The hanging brings to 19 the number of executions Pakistan has carried out since it lifted a 6-year moratorium on the death penalty in terror cases following a school massacre last month. Ikramul Haq, a member of banned Sunni militant outfit Lashkar-e-Jhangvi, was hanged in the central city of Lahore early on Saturday morning.

He had been sentenced to death by an anti-terror court in 2004 for killing a Shiite Muslim 3 years earlier. Police, prison officials and defence lawyer Ghulam Mustafa Mangan confirmed the execution.

The victim's family had pardoned him on Jan 8 just before his scheduled hanging, but a court later rejected the compromise. "The victim's family had pardoned my client, but the court rejected it and while we were appealing against the decision, my client was hanged," Mangan told AFP.
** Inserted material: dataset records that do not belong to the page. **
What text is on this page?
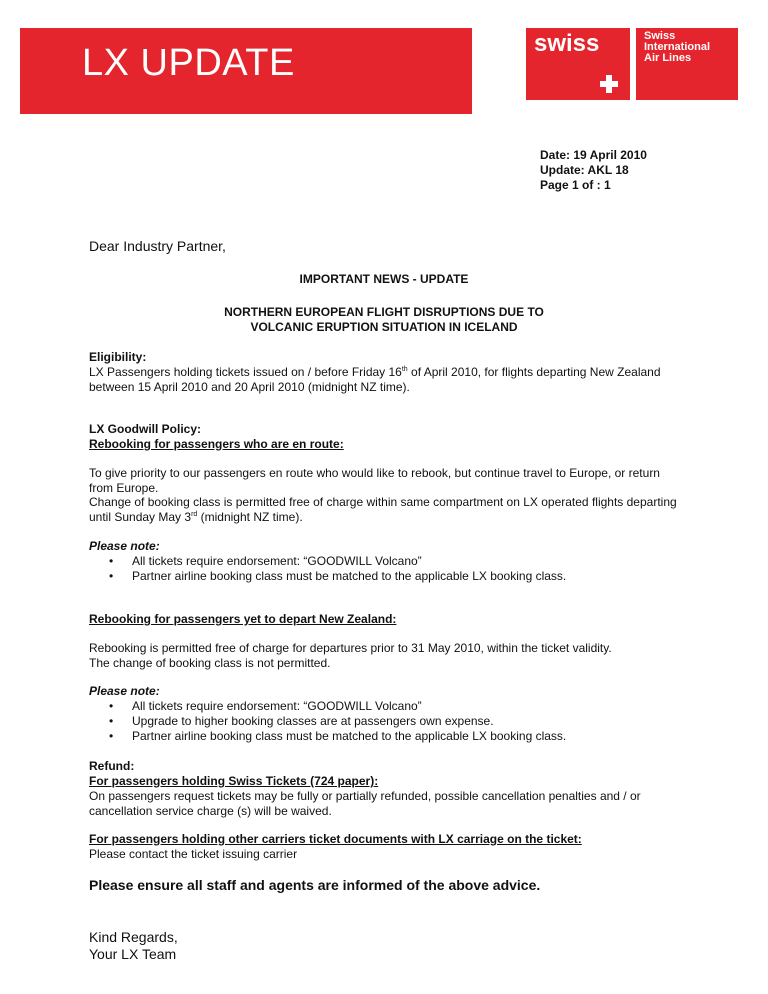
LX UPDATE	swiss	Swiss
International
Air Lines
Date: 19 April 2010
Update: AKL 18
Page 1 of : 1
Dear Industry Partner,
IMPORTANT NEWS - UPDATE
NORTHERN EUROPEAN FLIGHT DISRUPTIONS DUE TO
VOLCANIC ERUPTION SITUATION IN ICELAND
Eligibility:
LX Passengers holding tickets issued on / before Friday 16th of April 2010, for flights departing New Zealand between 15 April 2010 and 20 April 2010 (midnight NZ time).
LX Goodwill Policy:
Rebooking for passengers who are en route:
To give priority to our passengers en route who would like to rebook, but continue travel to Europe, or return from Europe.
Change of booking class is permitted free of charge within same compartment on LX operated flights departing until Sunday May 3rd (midnight NZ time).
Please note:
• All tickets require endorsement: “GOODWILL Volcano”
• Partner airline booking class must be matched to the applicable LX booking class.
Rebooking for passengers yet to depart New Zealand:
Rebooking is permitted free of charge for departures prior to 31 May 2010, within the ticket validity.
The change of booking class is not permitted.
Please note:
• All tickets require endorsement: “GOODWILL Volcano”
• Upgrade to higher booking classes are at passengers own expense.
• Partner airline booking class must be matched to the applicable LX booking class.
Refund:
For passengers holding Swiss Tickets (724 paper):
On passengers request tickets may be fully or partially refunded, possible cancellation penalties and / or cancellation service charge (s) will be waived.
For passengers holding other carriers ticket documents with LX carriage on the ticket:
Please contact the ticket issuing carrier
Please ensure all staff and agents are informed of the above advice.
Kind Regards,
Your LX Team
Murder can be forgiven under Pakistani law in exchange for blood money, while rival militant groups may choose to pardon each others' convicted killers. The United Nations, the European Union, Amnesty International and Human Rights Watch have called on Pakistan to re-impose its moratorium on the death penalty, which ran from 2008 until December 2014.

Rights campaigners say Pakistan overuses its anti-terror laws and courts to prosecute ordinary crimes. There are also concerns that death row convicts from non-terror related cases could be executed.

Taliban gunmen stormed an army-run school in the northwestern city of Peshawar last month, killing 150 people, mostly children, in the country's deadliest ever militant attack. In addition to ending its death penalty moratorium, Pakistan has since moved to set up military courts to try terror cases.